Серж снова замолчал, но ненадолго, потом встряхнул головой, словно отгоняя мрачные мысли, улыбнулся и с хитрой искоркой в глазах посмотрел на Игоря.

— Что-то совсем мы сегодня с тобой, — заявил он. — Вселенской тоски только здесь не хватало. Так можно весь вечер испортить. Давай-ка лучше партию в «съешку».

— Давай, — повеселел Игорь.

Серж давно собирался научить Бабаева правилам этой игры, но до этого, без сомнения, ответственного мероприятия все как-то не доходили руки.

Гашарти отправился в свои апартаменты и скоро принес пластмассовую коробку, в которой свернутым в трубочку лежало игровое поле и хранился комплект разноцветных фишек.

— Рассказываю правила, — говорил Серж, разворачивая на столике круглое игровое поле.

Поле выглядело как правильная спираль из трех витков; каждый из полувитков был окрашен в свой цвет.
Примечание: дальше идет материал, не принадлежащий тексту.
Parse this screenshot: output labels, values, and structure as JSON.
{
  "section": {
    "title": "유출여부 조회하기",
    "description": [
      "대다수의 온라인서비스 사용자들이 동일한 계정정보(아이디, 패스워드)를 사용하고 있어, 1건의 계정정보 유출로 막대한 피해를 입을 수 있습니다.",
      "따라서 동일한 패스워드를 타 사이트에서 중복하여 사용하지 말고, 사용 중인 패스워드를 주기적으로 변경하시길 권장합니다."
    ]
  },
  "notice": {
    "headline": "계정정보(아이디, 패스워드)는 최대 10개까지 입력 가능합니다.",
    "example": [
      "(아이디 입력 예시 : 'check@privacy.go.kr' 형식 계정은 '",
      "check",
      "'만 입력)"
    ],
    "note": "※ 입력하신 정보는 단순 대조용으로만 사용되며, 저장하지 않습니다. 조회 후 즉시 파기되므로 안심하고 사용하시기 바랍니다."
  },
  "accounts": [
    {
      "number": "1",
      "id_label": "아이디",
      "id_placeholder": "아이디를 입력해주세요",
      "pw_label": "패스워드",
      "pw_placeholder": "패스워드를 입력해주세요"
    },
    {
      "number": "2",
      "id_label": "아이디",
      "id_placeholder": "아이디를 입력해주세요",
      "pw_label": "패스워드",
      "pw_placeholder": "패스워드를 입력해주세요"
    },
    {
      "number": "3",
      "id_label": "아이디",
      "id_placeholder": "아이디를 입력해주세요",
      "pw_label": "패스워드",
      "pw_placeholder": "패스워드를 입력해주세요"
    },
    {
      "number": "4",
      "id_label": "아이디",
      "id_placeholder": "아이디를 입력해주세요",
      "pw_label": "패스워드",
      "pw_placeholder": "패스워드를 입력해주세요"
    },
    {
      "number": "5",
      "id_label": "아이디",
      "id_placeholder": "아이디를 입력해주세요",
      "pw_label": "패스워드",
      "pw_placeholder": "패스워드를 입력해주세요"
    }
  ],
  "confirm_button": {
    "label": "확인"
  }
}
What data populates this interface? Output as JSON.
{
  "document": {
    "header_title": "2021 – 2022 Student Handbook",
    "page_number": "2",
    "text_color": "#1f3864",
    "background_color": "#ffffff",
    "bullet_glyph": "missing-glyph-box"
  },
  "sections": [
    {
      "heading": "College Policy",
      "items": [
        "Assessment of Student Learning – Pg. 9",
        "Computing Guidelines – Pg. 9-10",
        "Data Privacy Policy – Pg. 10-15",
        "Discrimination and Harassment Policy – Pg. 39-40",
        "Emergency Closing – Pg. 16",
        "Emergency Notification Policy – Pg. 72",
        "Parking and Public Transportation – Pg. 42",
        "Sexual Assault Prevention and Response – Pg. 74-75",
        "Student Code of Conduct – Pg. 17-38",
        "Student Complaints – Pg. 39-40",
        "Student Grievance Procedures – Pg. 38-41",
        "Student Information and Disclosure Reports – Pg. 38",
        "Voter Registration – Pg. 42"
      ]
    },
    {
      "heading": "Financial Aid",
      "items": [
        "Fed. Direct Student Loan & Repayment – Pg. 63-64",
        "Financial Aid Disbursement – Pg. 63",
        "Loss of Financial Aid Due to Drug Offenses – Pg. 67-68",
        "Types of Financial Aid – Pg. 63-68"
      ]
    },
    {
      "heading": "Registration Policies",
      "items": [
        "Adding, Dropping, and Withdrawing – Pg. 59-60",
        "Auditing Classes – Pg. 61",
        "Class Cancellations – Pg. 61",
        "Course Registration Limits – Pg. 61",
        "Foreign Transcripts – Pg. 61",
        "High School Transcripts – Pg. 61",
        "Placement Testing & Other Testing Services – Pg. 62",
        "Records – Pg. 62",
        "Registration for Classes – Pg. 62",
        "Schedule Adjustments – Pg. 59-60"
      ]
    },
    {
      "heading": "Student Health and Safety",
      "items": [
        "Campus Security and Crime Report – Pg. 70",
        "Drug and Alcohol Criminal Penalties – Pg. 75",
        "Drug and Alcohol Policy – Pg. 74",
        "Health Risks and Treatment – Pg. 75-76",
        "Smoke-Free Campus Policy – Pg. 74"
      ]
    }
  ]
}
Кроме того игровое поле было разбито на клеточки; спираль накладывалась на них, и в каждом витке соответственно клеток было меньше, чем в предыдущем.

— У тебя и у меня по двадцать семь фишек. Выберем вот эти: синие и желтые. Из них, заметь, по три «съешки». Отличить их просто…

Гашарти перевернул, подбросив на ладони, одну из фишек. Оказалось, плоская сторона фишки была окрашена не в черный, как у большинства других, а в темно-фиолетовый цвет. Глядя на фишки сверху, из положения для игры, заметить разницу было невозможно.